Step 8 : Inference on the Custom Voice

Now, we will use the custom voice to match the flow and generate the speech using the given text.

!python inference-cli.py --model "F5-TTS" --ckpt_file "/content/F5-TTS/ckpts/F5TTS_Base/model_1200000.pt" --ref_audio "tests/ref_audio/my_audio.wav" --ref_text "" --gen_text "So, this is F5 TTS, and it can match the flow of a speaker. How cool is that!" -o "outputs"

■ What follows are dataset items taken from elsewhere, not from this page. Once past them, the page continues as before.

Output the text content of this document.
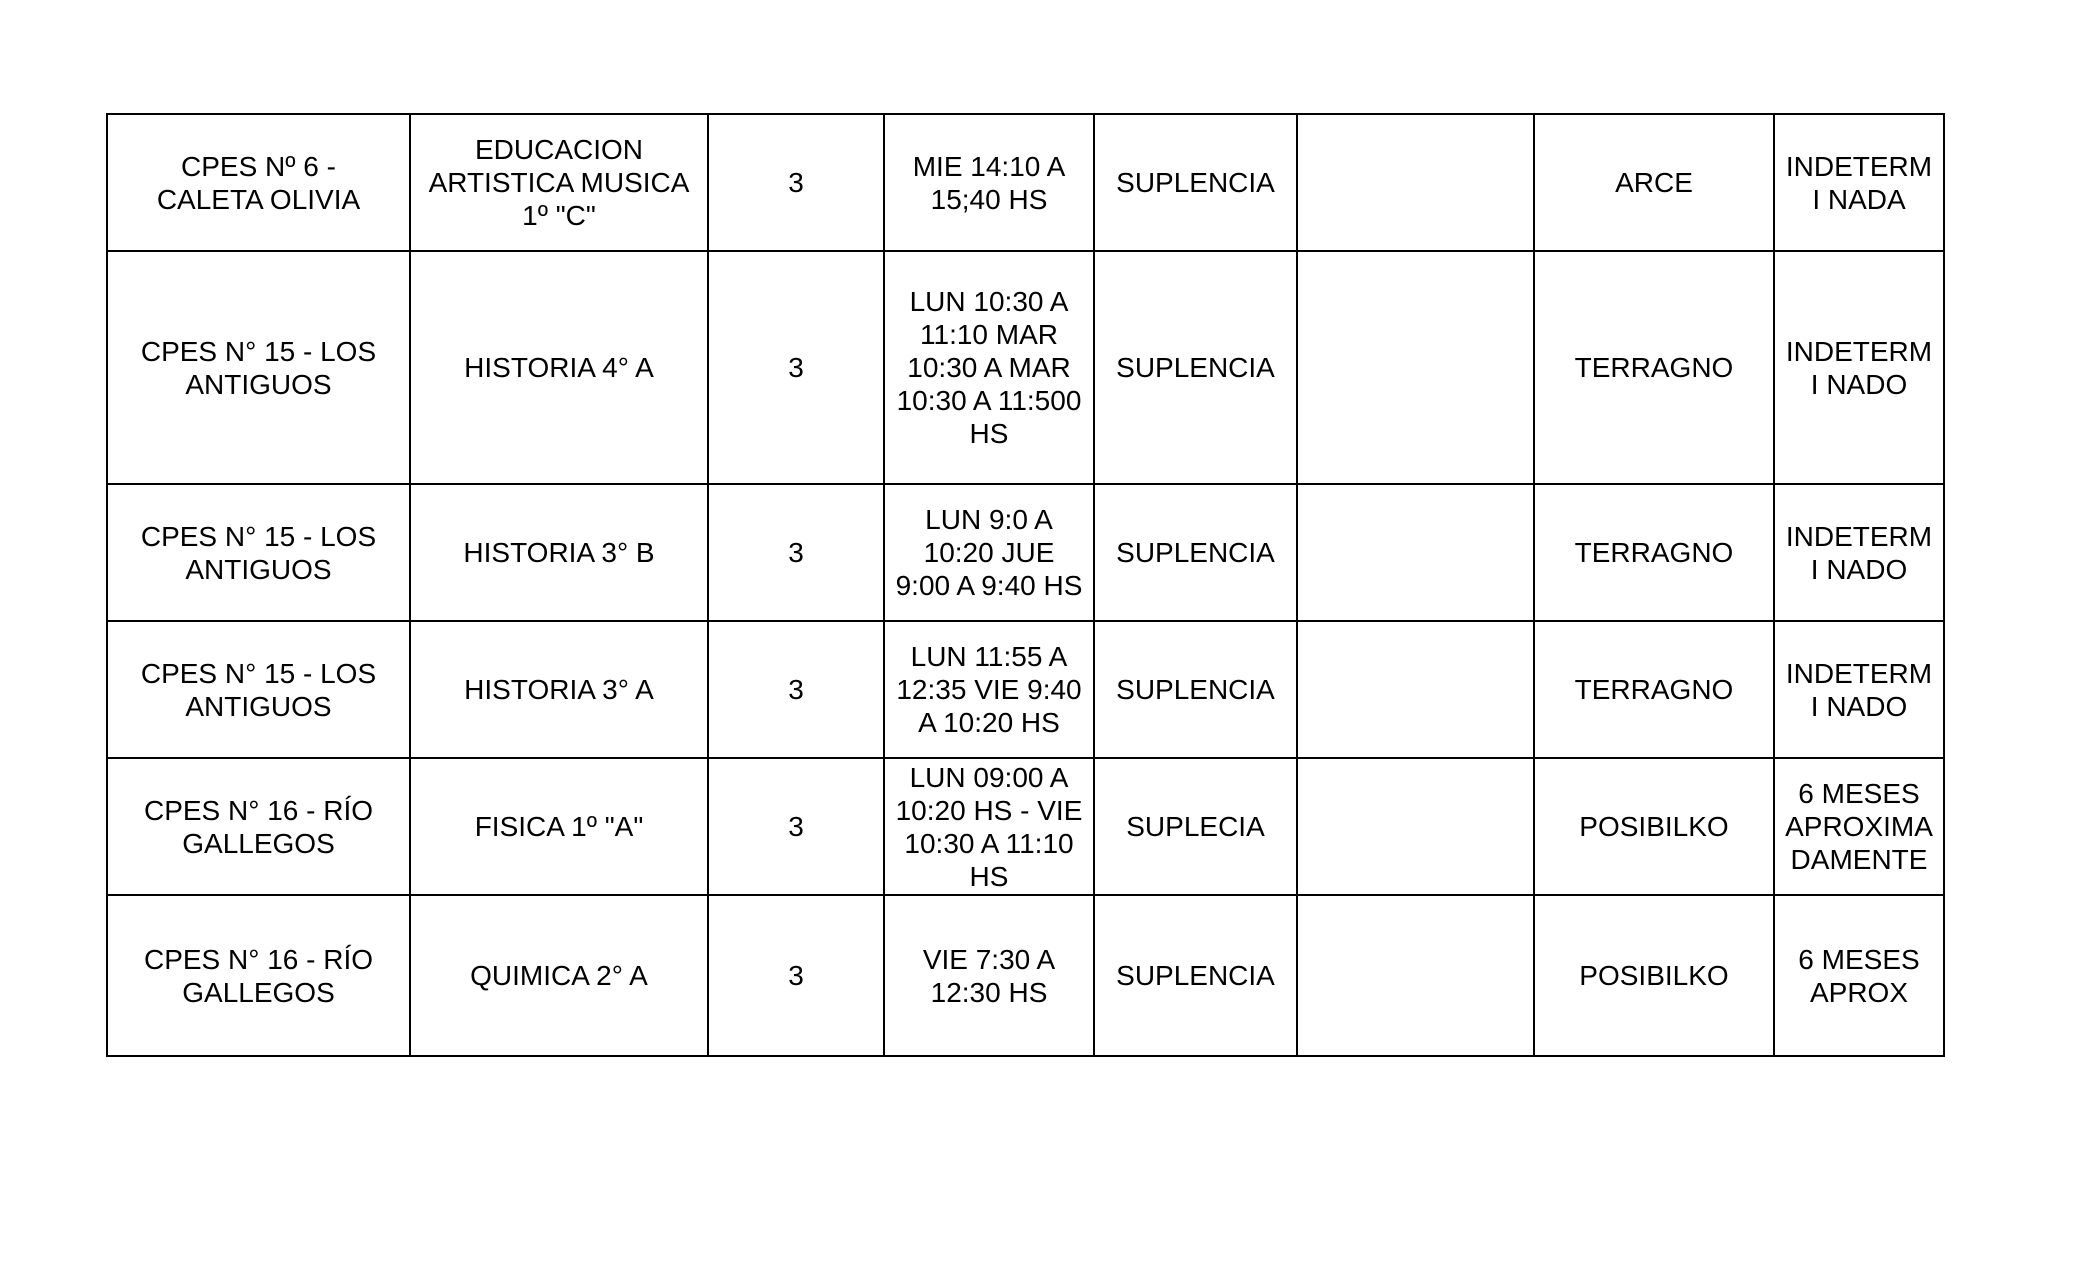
CPES Nº 6 - CALETA OLIVIA	EDUCACION ARTISTICA MUSICA 1º "C"	3	MIE 14:10 A 15;40 HS	SUPLENCIA		ARCE	INDETERMI NADA
CPES N° 15 - LOS ANTIGUOS	HISTORIA 4° A	3	LUN 10:30 A 11:10 MAR 10:30 A MAR 10:30 A 11:500 HS	SUPLENCIA		TERRAGNO	INDETERMI NADO
CPES N° 15 - LOS ANTIGUOS	HISTORIA 3° B	3	LUN 9:0 A 10:20 JUE 9:00 A 9:40 HS	SUPLENCIA		TERRAGNO	INDETERMI NADO
CPES N° 15 - LOS ANTIGUOS	HISTORIA 3° A	3	LUN 11:55 A 12:35 VIE 9:40 A 10:20 HS	SUPLENCIA		TERRAGNO	INDETERMI NADO
CPES N° 16 - RÍO GALLEGOS	FISICA 1º "A"	3	LUN 09:00 A 10:20 HS - VIE 10:30 A 11:10 HS	SUPLECIA		POSIBILKO	6 MESES APROXIMA DAMENTE
CPES N° 16 - RÍO GALLEGOS	QUIMICA 2° A	3	VIE 7:30 A 12:30 HS	SUPLENCIA		POSIBILKO	6 MESES APROX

Step 9 : Final Voice Output

from IPython.display import Audio
Audio(data="outputs/out.wav", rate=24000)

Custom Voice

Conclusion

We saw how F5 TTS leverages Flow Matching and Diffusion Transformers to deliver a highly efficient, non-autoregressive TTS system that excels in speed and quality. Removing the need for phoneme alignment and introducing Sway Sampling, not only accelerates training and inference but also improves robustness and expressiveness in zero-shot scenarios. This novel approach enables more precise text-speech alignment, making F5-TTS a significant advancement in continuous flow models for speech synthesis. The above notebook provides an easy way to test out this novel approach for free.